Israeli occupation forces carried out a new wave of abductions across the occupied West Bank from Wednesday evening through Thursday morning, detaining 40 Palestinians, among them four women and a young girl, according to the Palestinian Prisoners’ Society (PPS).

In a statement on Thursday, the PPS said the pace and scale of abductions since the start of the current war have reached levels not seen in decades. The organization estimates that nearly 22,000 Palestinians from the West Bank, including occupied Jerusalem, have been detained over the past two and a half years.

This figure includes those who remain imprisoned and those who were later released. The PPS noted that the number does not include the thousands detained from the Gaza Strip or those detained inside Israel in 1948‑occupied areas.

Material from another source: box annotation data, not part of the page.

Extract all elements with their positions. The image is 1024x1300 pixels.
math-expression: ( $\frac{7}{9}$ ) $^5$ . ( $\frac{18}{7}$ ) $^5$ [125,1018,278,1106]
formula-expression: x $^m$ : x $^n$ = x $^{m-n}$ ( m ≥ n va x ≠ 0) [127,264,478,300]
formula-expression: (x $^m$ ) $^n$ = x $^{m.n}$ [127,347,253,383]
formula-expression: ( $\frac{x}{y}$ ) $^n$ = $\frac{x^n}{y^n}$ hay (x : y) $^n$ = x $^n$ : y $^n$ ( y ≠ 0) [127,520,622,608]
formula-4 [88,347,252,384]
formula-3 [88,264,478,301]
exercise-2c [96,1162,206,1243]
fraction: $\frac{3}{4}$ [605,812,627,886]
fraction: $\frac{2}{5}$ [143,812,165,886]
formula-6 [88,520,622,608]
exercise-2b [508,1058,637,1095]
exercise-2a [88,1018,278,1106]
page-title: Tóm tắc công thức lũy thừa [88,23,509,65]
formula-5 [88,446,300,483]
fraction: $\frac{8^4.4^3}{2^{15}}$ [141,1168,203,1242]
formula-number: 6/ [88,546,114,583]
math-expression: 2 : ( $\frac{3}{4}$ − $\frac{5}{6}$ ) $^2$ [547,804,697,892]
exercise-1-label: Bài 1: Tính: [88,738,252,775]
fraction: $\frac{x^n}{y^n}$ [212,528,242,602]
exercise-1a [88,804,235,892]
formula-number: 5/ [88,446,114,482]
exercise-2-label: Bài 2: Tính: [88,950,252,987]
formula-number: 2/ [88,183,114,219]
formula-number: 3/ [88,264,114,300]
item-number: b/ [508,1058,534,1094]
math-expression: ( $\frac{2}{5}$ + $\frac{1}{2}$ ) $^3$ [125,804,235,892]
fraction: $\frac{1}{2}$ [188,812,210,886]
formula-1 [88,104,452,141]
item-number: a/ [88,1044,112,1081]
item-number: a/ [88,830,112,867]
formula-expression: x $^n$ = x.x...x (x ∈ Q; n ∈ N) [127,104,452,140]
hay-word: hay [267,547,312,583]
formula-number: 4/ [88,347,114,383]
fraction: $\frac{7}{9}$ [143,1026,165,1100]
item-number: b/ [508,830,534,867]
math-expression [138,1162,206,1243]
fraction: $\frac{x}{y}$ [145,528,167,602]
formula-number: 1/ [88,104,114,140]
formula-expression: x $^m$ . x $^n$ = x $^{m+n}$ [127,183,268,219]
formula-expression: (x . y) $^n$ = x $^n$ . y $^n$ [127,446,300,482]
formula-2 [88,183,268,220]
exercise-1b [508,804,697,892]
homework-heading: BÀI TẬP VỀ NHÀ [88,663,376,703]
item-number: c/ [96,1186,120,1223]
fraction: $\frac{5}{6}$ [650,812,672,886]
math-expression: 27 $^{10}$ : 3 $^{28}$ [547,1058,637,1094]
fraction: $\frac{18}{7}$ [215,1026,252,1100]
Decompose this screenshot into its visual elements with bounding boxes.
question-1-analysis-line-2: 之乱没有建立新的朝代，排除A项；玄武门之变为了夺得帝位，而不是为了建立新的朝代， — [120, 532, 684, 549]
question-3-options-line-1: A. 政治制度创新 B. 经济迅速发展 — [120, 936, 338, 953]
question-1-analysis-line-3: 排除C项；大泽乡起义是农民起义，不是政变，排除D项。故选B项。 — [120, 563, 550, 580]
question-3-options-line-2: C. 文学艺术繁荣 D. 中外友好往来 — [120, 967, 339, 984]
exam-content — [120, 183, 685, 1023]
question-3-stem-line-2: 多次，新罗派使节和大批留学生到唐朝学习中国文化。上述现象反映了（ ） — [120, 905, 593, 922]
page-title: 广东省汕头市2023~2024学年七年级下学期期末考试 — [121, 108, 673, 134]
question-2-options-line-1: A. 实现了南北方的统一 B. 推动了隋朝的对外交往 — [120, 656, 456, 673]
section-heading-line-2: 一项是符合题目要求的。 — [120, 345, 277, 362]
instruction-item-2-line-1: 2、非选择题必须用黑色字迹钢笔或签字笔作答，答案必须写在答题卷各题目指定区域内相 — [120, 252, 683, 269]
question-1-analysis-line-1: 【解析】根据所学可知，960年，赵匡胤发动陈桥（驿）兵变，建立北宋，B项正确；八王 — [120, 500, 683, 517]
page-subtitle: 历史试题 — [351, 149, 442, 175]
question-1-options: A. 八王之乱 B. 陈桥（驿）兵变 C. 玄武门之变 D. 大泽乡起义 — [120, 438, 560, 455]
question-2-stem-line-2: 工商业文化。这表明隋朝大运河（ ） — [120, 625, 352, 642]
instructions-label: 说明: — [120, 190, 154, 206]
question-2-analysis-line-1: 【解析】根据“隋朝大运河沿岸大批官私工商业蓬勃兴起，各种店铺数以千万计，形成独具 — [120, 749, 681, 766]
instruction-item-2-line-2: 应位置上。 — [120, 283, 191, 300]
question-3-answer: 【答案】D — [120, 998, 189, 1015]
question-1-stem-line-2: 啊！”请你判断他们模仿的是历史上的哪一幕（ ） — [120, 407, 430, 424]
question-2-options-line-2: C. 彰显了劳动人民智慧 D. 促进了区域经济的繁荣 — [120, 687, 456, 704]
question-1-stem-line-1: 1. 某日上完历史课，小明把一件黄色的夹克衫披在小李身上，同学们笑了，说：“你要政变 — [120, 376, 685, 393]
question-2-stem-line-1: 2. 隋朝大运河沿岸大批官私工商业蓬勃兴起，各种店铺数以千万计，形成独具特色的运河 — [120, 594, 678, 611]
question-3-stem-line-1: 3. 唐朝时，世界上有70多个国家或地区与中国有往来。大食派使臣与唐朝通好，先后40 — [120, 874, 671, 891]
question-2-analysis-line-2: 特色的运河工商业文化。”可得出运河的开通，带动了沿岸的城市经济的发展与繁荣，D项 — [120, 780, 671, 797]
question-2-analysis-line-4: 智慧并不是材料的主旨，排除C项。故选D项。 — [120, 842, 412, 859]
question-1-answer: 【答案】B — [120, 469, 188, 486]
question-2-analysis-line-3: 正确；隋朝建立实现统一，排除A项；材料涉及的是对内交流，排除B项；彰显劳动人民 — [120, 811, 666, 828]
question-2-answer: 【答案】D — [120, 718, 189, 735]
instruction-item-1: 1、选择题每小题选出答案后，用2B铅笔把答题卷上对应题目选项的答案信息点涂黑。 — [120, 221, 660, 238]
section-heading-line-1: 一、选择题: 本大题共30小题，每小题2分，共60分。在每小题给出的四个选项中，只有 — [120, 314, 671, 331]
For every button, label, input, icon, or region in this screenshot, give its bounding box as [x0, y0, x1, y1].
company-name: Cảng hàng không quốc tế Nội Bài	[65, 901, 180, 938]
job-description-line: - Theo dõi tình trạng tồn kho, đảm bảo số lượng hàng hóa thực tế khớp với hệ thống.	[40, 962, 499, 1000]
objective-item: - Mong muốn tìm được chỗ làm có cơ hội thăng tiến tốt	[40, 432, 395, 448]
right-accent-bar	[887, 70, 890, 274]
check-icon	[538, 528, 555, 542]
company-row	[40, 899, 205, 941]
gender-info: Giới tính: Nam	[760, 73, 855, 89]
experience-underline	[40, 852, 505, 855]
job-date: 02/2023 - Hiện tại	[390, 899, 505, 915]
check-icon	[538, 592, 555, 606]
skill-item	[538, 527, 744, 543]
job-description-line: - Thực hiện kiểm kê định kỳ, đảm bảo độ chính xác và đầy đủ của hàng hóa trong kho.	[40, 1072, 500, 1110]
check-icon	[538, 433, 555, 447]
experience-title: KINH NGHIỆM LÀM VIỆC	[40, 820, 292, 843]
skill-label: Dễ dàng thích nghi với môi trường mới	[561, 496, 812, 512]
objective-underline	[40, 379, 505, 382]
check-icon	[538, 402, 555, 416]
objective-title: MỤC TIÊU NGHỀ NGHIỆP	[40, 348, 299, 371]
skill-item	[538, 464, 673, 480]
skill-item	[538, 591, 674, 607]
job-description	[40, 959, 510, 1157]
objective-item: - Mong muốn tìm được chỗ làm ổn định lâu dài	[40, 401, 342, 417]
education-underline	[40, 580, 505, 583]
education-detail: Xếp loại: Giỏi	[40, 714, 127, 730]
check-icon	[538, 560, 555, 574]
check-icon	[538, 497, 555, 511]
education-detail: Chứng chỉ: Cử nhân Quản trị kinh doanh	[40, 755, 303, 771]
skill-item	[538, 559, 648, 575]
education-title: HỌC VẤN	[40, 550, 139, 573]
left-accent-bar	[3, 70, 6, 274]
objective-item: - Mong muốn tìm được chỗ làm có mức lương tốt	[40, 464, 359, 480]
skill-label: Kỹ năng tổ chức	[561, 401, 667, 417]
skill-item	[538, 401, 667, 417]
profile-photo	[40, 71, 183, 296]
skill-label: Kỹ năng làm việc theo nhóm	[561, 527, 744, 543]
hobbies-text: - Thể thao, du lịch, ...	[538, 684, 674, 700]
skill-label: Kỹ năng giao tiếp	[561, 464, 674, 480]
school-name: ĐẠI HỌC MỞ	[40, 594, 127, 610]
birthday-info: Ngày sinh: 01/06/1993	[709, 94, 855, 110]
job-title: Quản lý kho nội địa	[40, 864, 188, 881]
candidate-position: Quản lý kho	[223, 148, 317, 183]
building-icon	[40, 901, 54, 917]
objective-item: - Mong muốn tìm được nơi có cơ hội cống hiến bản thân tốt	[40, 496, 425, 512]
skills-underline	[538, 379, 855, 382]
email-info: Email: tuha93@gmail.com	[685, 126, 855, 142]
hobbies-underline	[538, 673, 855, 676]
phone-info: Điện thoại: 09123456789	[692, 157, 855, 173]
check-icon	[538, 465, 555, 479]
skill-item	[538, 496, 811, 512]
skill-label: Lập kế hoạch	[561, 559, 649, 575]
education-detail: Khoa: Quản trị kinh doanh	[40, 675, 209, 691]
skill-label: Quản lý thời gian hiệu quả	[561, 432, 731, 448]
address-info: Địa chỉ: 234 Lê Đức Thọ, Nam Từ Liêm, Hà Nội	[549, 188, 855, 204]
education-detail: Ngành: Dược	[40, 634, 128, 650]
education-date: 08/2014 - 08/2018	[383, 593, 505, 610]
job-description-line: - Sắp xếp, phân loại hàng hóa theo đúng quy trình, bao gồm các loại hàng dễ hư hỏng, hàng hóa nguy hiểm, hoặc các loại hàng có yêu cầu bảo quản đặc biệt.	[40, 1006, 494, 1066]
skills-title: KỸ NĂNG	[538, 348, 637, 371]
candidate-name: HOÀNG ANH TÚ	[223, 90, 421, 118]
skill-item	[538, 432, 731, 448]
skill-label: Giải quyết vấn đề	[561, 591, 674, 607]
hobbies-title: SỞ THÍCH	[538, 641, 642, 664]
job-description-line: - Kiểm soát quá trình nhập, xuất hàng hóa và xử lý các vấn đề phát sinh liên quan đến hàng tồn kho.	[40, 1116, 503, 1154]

|Israeli Forces Abduct Dozens Across the Occupied West Bank|

The organization described the abductions campaigns as “sweeping and violent,” saying they are routinely accompanied by “severe beatings, intimidation, and organized acts of terror against detainees and their families.”

Homes are often left ransacked, with soldiers destroying furniture, damaging infrastructure, and confiscating vehicles, cash, and gold jewelry.

The PPS also documented cases in which Israeli forces demolished homes belonging to families of prisoners, used relatives as hostages, and forced detainees to act as human shields during military operations.

According to the statement, field interrogations have become a defining feature of these abduction campaigns. Thousands of Palestinians have been subjected to on‑the‑spot questioning since the start of the war, often under harsh conditions.

The PPS said the abuses documented during these field interrogations “do not differ in severity” from those reported inside formal interrogation centers, where detainees have long described torture, prolonged isolation, and denial of basic rights.

The organization stressed that the policy of daily abductions has historically been one of the central tools used by Israeli authorities to suppress Palestinian political and social life.

It said the practice targets all segments of society—students, workers, activists, former prisoners, and community leaders—and continues to escalate despite the declared ceasefire, which has not halted the broader military campaign or the ongoing violence across Palestinian towns and refugee camps.

Human rights groups have repeatedly warned that the scale of abductions, combined with the lack of transparency about detainees’ whereabouts and conditions, raises serious concerns under international law. Many families say they have gone weeks or months without receiving any information about their detained relatives.

The PPS renewed its call for international monitoring, access to detention centers, and accountability for violations committed during the ongoing invasions, warning that the current trajectory threatens to entrench a system of mass detention with long‑term consequences for Palestinian society.